The catch-22 of that “let them see how bad it can get” approach is that it would simply be another stick to bludgeon the SNP (and the independence movement) with. It would also be a very cynical approach to government, one which I’m very glad the SNP have not pursued – it speaks to the integrity of the movement, its leaders, its members and its socially democratic nature.

The good news: the grass roots have responded. The movement is growing. We’re getting closer by the day. The bad news: the Unionists know it, and are ramping up any negative and divisive dialogue they can get their hands on or manufacture. This will include triggering “sleepers” within the movement, who will be whispering in ears and sowing discontent – even prompting radical action that can be focused on by the “British state” to discredit the movement. The “British state” did that in the past, even inciting radical action and handing over fake bomb-making materials. During the miners’ strike, the “British state” had operatives so deeply embedded, they were in relationships with activists.

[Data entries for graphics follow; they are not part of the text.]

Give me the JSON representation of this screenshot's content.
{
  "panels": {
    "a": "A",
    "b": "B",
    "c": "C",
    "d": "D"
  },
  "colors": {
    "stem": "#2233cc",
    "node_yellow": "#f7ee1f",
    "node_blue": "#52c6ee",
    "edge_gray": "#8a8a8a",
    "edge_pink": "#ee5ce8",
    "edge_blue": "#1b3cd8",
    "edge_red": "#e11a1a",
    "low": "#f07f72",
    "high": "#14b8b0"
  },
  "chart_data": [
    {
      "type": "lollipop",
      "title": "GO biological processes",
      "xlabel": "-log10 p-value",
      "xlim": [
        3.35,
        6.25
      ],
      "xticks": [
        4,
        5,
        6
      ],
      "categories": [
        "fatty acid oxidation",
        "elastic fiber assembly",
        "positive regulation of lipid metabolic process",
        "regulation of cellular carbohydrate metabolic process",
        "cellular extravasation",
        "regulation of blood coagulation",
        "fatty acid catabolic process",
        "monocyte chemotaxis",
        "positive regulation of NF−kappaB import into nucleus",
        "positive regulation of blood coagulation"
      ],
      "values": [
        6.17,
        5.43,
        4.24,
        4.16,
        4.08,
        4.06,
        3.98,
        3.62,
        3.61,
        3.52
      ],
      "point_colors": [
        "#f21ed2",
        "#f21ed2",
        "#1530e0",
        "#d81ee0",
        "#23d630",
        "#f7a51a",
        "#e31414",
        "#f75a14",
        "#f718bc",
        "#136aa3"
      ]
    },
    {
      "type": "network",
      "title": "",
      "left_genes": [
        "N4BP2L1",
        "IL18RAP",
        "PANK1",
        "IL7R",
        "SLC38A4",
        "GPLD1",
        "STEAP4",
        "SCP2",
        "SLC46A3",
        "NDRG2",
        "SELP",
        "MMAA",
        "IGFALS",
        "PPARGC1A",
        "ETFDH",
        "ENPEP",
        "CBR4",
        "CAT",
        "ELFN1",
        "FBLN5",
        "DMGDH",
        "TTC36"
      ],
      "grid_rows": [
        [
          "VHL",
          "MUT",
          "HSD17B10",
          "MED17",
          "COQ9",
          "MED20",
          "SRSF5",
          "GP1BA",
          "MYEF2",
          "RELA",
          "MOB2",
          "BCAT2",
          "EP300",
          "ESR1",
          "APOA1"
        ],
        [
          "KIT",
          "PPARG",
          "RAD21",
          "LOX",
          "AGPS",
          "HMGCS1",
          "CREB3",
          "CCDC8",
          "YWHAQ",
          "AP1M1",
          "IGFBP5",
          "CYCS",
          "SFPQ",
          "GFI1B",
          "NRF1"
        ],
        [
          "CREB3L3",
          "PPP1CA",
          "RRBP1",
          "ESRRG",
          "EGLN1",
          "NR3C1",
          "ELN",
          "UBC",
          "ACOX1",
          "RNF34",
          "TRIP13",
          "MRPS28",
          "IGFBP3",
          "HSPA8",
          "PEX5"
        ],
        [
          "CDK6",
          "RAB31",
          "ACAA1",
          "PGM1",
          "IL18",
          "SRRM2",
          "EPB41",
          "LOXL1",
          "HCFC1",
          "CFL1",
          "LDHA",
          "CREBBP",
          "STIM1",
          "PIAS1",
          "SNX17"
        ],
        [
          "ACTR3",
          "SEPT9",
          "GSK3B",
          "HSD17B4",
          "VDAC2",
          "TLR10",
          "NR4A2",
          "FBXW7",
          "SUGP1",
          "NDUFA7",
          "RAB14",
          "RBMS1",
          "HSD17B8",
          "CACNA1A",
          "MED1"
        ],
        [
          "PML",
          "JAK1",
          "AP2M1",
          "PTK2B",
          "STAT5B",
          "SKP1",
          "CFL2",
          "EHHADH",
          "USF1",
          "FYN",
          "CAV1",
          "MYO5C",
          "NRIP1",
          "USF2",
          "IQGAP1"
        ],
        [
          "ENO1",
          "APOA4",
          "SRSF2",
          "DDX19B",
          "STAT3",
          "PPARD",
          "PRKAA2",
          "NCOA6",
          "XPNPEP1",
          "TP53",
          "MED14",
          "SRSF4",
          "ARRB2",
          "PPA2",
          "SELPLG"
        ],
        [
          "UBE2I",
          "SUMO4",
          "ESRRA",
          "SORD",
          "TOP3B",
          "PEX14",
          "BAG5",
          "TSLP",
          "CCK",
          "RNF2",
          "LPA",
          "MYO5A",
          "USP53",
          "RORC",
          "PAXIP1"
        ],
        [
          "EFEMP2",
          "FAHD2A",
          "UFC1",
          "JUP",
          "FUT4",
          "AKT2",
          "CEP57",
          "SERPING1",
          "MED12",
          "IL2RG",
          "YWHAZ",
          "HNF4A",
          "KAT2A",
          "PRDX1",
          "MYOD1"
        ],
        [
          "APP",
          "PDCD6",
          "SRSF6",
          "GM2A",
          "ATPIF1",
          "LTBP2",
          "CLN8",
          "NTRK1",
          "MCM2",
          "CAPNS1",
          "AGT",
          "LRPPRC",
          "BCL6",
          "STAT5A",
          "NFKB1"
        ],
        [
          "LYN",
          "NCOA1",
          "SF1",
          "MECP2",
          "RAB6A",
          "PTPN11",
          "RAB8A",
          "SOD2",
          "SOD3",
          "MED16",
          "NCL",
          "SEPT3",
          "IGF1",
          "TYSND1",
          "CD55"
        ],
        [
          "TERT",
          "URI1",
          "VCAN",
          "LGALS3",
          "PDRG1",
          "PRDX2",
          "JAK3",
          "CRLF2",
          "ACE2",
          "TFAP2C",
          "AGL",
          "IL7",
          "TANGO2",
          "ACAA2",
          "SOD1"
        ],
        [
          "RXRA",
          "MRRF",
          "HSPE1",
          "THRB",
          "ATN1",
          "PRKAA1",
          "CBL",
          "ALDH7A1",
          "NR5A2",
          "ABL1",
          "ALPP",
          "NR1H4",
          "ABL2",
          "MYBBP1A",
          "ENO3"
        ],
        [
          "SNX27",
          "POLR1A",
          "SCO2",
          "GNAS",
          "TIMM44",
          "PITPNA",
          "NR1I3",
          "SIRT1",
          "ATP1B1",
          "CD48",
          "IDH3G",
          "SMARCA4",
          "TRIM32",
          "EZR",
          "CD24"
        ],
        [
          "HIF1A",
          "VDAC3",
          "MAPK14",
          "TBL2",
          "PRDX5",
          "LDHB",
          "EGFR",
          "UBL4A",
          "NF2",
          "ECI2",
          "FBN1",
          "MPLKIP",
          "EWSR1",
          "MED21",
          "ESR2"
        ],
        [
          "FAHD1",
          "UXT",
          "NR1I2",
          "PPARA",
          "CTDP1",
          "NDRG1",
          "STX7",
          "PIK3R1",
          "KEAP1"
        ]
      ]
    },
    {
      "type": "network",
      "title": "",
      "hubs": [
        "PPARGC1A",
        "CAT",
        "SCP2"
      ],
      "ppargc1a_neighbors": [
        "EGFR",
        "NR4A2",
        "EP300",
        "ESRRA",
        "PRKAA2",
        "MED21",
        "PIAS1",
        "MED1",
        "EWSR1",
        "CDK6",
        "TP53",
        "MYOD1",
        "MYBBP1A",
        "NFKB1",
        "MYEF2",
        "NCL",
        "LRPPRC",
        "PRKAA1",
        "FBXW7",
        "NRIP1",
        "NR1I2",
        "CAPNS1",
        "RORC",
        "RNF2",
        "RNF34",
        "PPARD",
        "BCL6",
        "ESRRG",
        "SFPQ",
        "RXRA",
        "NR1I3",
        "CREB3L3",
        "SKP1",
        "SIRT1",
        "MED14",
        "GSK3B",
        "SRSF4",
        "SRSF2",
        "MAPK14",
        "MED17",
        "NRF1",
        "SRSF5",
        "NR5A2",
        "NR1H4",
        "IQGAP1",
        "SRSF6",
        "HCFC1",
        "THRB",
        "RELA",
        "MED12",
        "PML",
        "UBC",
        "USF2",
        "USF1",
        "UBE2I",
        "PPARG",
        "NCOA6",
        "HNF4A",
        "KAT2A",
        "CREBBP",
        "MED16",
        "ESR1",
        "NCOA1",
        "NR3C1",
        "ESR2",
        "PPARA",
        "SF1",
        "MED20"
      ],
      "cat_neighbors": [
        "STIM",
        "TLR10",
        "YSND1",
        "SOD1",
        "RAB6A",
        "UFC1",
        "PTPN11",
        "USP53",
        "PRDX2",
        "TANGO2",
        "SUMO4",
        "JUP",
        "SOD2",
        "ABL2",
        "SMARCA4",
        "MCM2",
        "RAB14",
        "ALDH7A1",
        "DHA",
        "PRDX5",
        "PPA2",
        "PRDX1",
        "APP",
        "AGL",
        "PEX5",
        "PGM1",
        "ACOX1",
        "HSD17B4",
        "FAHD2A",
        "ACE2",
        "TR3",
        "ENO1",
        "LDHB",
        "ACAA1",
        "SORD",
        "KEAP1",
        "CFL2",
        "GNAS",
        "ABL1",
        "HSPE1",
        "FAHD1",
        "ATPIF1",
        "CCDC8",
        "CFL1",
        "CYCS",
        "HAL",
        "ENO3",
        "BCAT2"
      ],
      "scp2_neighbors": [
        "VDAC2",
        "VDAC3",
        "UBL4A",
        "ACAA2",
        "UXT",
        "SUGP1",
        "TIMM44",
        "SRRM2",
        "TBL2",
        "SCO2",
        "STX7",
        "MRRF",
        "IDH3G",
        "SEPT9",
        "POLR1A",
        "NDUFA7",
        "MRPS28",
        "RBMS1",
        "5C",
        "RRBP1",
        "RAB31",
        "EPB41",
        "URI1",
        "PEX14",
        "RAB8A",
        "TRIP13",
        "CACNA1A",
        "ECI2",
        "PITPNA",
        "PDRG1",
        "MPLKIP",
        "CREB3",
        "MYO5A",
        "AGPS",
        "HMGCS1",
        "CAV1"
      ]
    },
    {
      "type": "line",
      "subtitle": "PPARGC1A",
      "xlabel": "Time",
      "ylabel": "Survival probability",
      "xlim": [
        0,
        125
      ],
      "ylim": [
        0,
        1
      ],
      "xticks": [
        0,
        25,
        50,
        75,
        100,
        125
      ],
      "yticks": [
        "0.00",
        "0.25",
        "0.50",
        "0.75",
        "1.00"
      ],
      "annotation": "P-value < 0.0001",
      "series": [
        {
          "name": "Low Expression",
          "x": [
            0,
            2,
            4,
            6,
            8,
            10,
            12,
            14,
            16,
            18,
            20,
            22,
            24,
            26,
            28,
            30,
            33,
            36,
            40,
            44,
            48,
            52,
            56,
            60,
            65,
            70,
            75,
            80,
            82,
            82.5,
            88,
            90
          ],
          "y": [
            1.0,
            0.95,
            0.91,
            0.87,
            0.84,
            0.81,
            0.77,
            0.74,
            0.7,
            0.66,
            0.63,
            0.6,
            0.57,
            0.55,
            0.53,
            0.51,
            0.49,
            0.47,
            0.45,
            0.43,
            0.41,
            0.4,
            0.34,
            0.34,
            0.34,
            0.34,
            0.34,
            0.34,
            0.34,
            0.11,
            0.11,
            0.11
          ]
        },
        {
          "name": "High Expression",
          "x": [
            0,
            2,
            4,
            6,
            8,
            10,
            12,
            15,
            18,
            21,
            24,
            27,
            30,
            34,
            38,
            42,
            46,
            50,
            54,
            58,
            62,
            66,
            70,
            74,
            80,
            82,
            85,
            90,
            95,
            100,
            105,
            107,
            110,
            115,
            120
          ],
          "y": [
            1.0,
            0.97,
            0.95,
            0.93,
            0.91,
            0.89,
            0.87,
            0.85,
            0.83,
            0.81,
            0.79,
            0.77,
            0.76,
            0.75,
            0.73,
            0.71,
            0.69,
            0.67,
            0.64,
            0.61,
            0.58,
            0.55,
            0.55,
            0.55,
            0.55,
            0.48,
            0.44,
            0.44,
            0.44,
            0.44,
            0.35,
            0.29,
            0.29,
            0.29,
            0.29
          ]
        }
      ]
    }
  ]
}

Lets look at the bigger picture, and if part of the bigger picture is a Scottish Government demonstrating day after day that there is a better way to govern, then let’s celebrate that, rather than accusing them of inactivity on the independence front. Without that solid government (flawed on occasion, I’ll concede), support for independence would be in decline.

The medical maxim is: first do no harm. Something might be intensely annoy to an individual, but if airing that annoyance has the end result of losing support for independence, then question needs to be asked about that person’s motives.